Glorinha Braga Ortolan
| Tempo de leitura: 2 min

A bagagem pessoal que conquistamos durante nossa vida nos proporciona um olhar mais complacente com as pessoas.

A complacência nos motiva a pensar e descobrir o outro, impulsionando-nos para a ajuda ao próximo. Assim é o trabalho solidário. O voluntário, quando engajado em um projeto, luta por ele, sofre por ele e alegra-se com ele.

É um fortalecimento porque, aprendendo a enfrentar barreiras e dificuldades, no final, sente-se vitorioso ao ultrapassá-las e, assim, compreende melhor a vida.

A cidadania enseja a nossa participação na vida social. Um trabalho voluntário não pode ser um sacrifício, mas sim um prazer ao repartir um pouquinho do nosso tempo com o próximo. É um trabalho que exercita a nossa responsabilidade, ensina o bem servir e a olhar bastante além do mundo que nos cerca. É um ato de solidariedade.

A desculpa de “não tenho tempo” não é aceita. O voluntariado pode ser exercido em qualquer lugar: em uma instituição, na comunidade e no próprio lar, pois é caridade, e caridade começa em casa. De nada adianta praticar ações caridosas fora de casa senão a praticarmos no lar. Primeiro devemos pregar o botão da camisa do marido, filho ou irmão e depois costurar para as crianças de uma creche.

O trabalho voluntário requer responsabilidade. Não é um capricho ou um hobby. É trabalhar mais com o coração do que com os neurônios. É mais prazer que obrigação.

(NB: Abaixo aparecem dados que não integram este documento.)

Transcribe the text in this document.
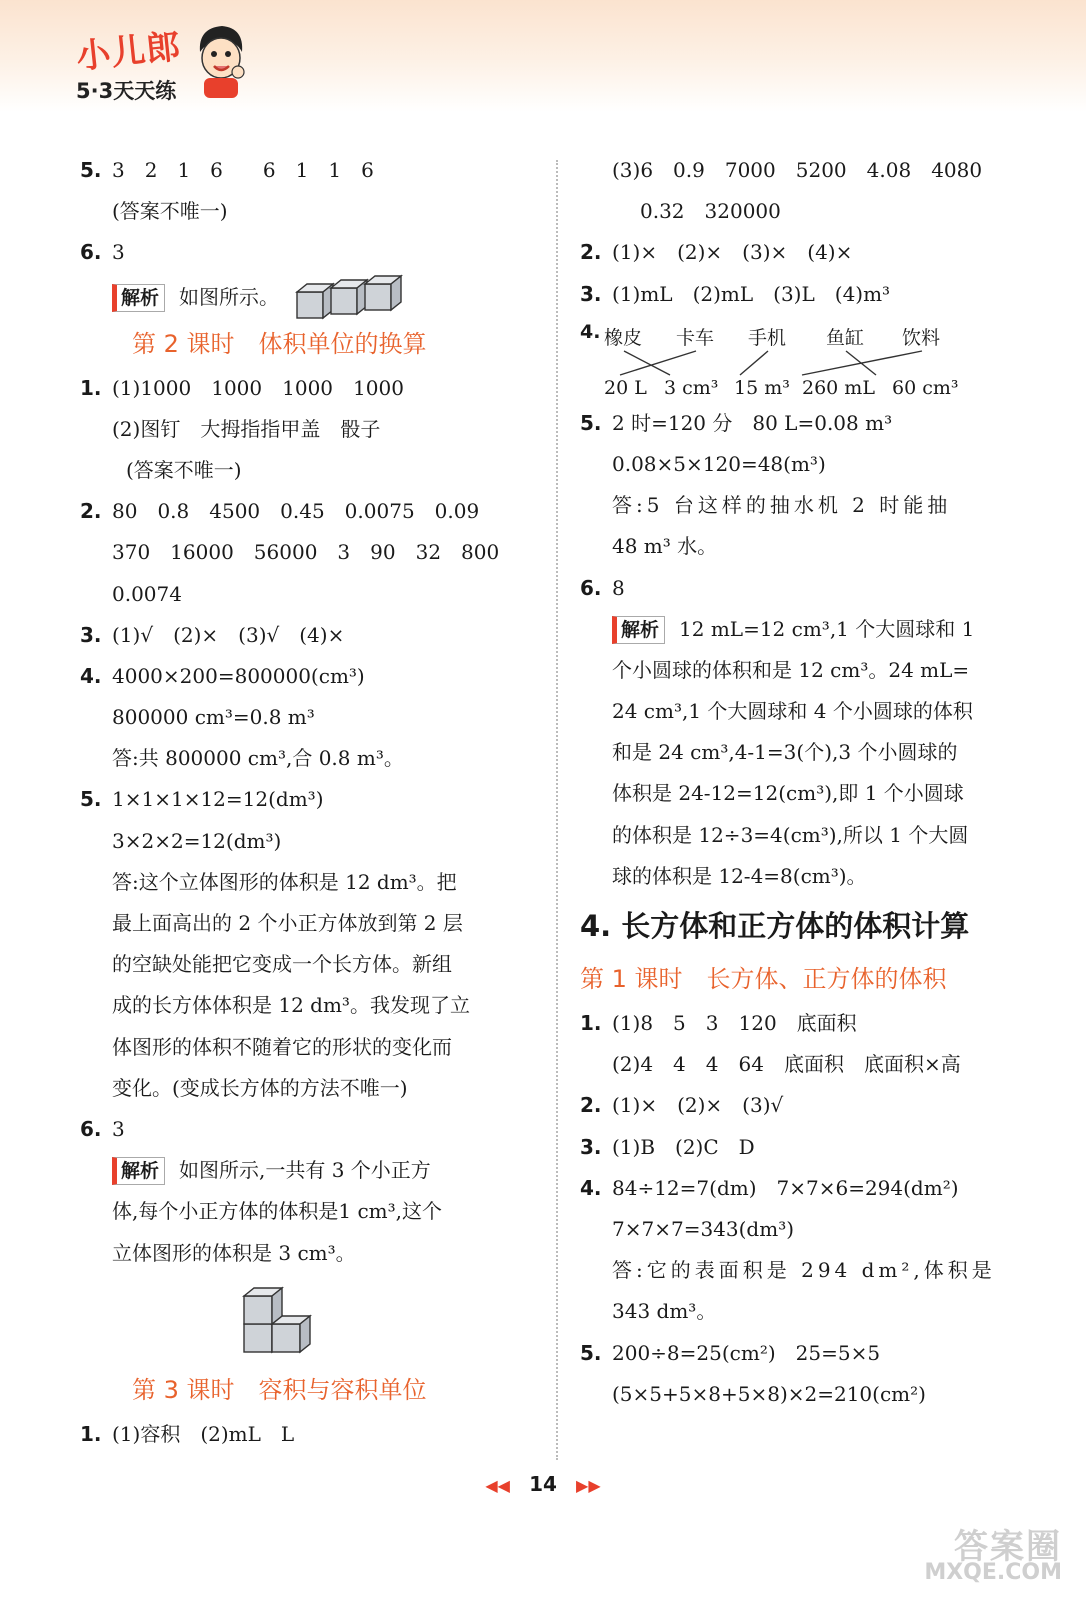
小儿郎
5·3天天练
5. 3　2　1　6　　6　1　1　6
(答案不唯一)
6. 3
解析 如图所示。
第 2 课时　体积单位的换算
1. (1)1000　1000　1000　1000
(2)图钉　大拇指指甲盖　骰子
(答案不唯一)
2. 80　0.8　4500　0.45　0.0075　0.09
370　16000　56000　3　90　32　800
0.0074
3. (1)√　(2)×　(3)√　(4)×
4. 4000×200=800000(cm³)
800000 cm³=0.8 m³
答:共 800000 cm³,合 0.8 m³。
5. 1×1×1×12=12(dm³)
3×2×2=12(dm³)
答:这个立体图形的体积是 12 dm³。把
最上面高出的 2 个小正方体放到第 2 层
的空缺处能把它变成一个长方体。新组
成的长方体体积是 12 dm³。我发现了立
体图形的体积不随着它的形状的变化而
变化。(变成长方体的方法不唯一)
6. 3
解析 如图所示,一共有 3 个小正方
体,每个小正方体的体积是1 cm³,这个
立体图形的体积是 3 cm³。
第 3 课时　容积与容积单位
1. (1)容积　(2)mL　L
(3)6　0.9　7000　5200　4.08　4080
0.32　320000
2. (1)×　(2)×　(3)×　(4)×
3. (1)mL　(2)mL　(3)L　(4)m³
4. 橡皮 卡车 手机 鱼缸 饮料
20 L 3 cm³ 15 m³ 260 mL 60 cm³
5. 2 时=120 分　80 L=0.08 m³
0.08×5×120=48(m³)
答:5 台这样的抽水机 2 时能抽
48 m³ 水。
6. 8
解析 12 mL=12 cm³,1 个大圆球和 1
个小圆球的体积和是 12 cm³。24 mL=
24 cm³,1 个大圆球和 4 个小圆球的体积
和是 24 cm³,4-1=3(个),3 个小圆球的
体积是 24-12=12(cm³),即 1 个小圆球
的体积是 12÷3=4(cm³),所以 1 个大圆
球的体积是 12-4=8(cm³)。
4. 长方体和正方体的体积计算
第 1 课时　长方体、正方体的体积
1. (1)8　5　3　120　底面积
(2)4　4　4　64　底面积　底面积×高
2. (1)×　(2)×　(3)√
3. (1)B　(2)C　D
4. 84÷12=7(dm)　7×7×6=294(dm²)
7×7×7=343(dm³)
答:它的表面积是 294 dm²,体积是
343 dm³。
5. 200÷8=25(cm²)　25=5×5
(5×5+5×8+5×8)×2=210(cm²)
◀◀ 14 ▶▶
答案圈
MXQE.COM
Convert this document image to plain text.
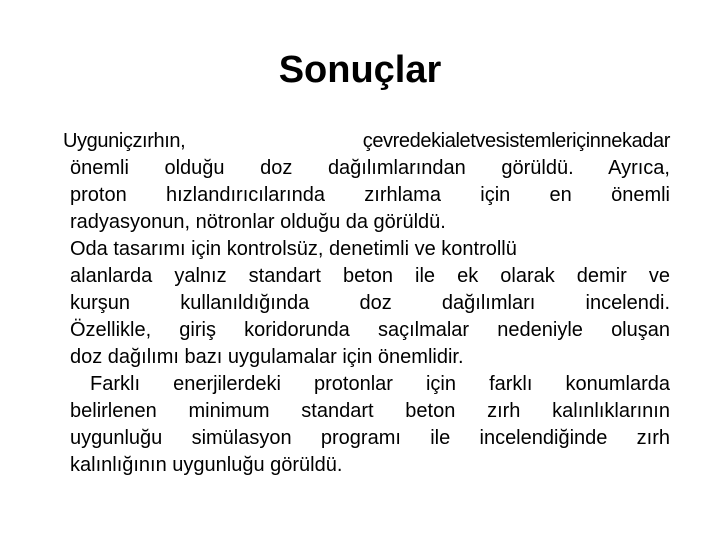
Sonuçlar
Uyguniçzırhın, çevredekialetvesistemleriçinnekadar
önemli olduğu doz dağılımlarından görüldü. Ayrıca,
proton hızlandırıcılarında zırhlama için en önemli
radyasyonun, nötronlar olduğu da görüldü.
Oda tasarımı için kontrolsüz, denetimli ve kontrollü
alanlarda yalnız standart beton ile ek olarak demir ve
kurşun kullanıldığında doz dağılımları incelendi.
Özellikle, giriş koridorunda saçılmalar nedeniyle oluşan
doz dağılımı bazı uygulamalar için önemlidir.
Farklı enerjilerdeki protonlar için farklı konumlarda
belirlenen minimum standart beton zırh kalınlıklarının
uygunluğu simülasyon programı ile incelendiğinde zırh
kalınlığının uygunluğu görüldü.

Normalmente, diante da escassez de recursos, os voluntários fazem mágicas para conseguir seu objetivo e a capacidade de transpor barreiras, a convivência com diferentes realidades, o prazer de trabalhar em equipe e a criatividade, fatos realmente vividos por eles, são muito valorizados no mercado de trabalho, que carece de profissionais íntegros, com valores morais e éticos definidos. O profissional que exerce o voluntariado é admirado pelos seus colegas e respeitado na sociedade.

Quem vê de fora o trabalho de um voluntário pode pensar que as pessoas beneficiadas é que são as agraciadas, porém, para quem o exerce, um abraço, um sorriso ou um simples olhar carinhoso é a sua recompensa. É a certeza do dever cristão cumprido. É a descoberta do outro e o existir pelo outro. É a experiência de vida abrindo caminhos para novas realidades.

Pergunta: Posso usar jeans em um evento sofisticado? (Beatriz – Marília/SP)

Resposta: Há alguns anos o jeans era considerado um traje esporte. Hoje, com materiais diferenciados e até com brilho, pode ser usado em um evento sofisticado, desde que a pessoa tenha estilo para vesti-lo e que o convite não mencione traje a rigor. Os complementos (bolsa, calçado, enfeites) devem combinar com o traje, valorizando-o. Mas... cuidado: se o jeans não for usado com bom senso, pode tender ao ridículo e ao vulgar.

Beatriz, se voçê tem um estilo mais tradicional, opte por outro tipo de roupa, com tecidos mais nobres e complementos mais sóbrios.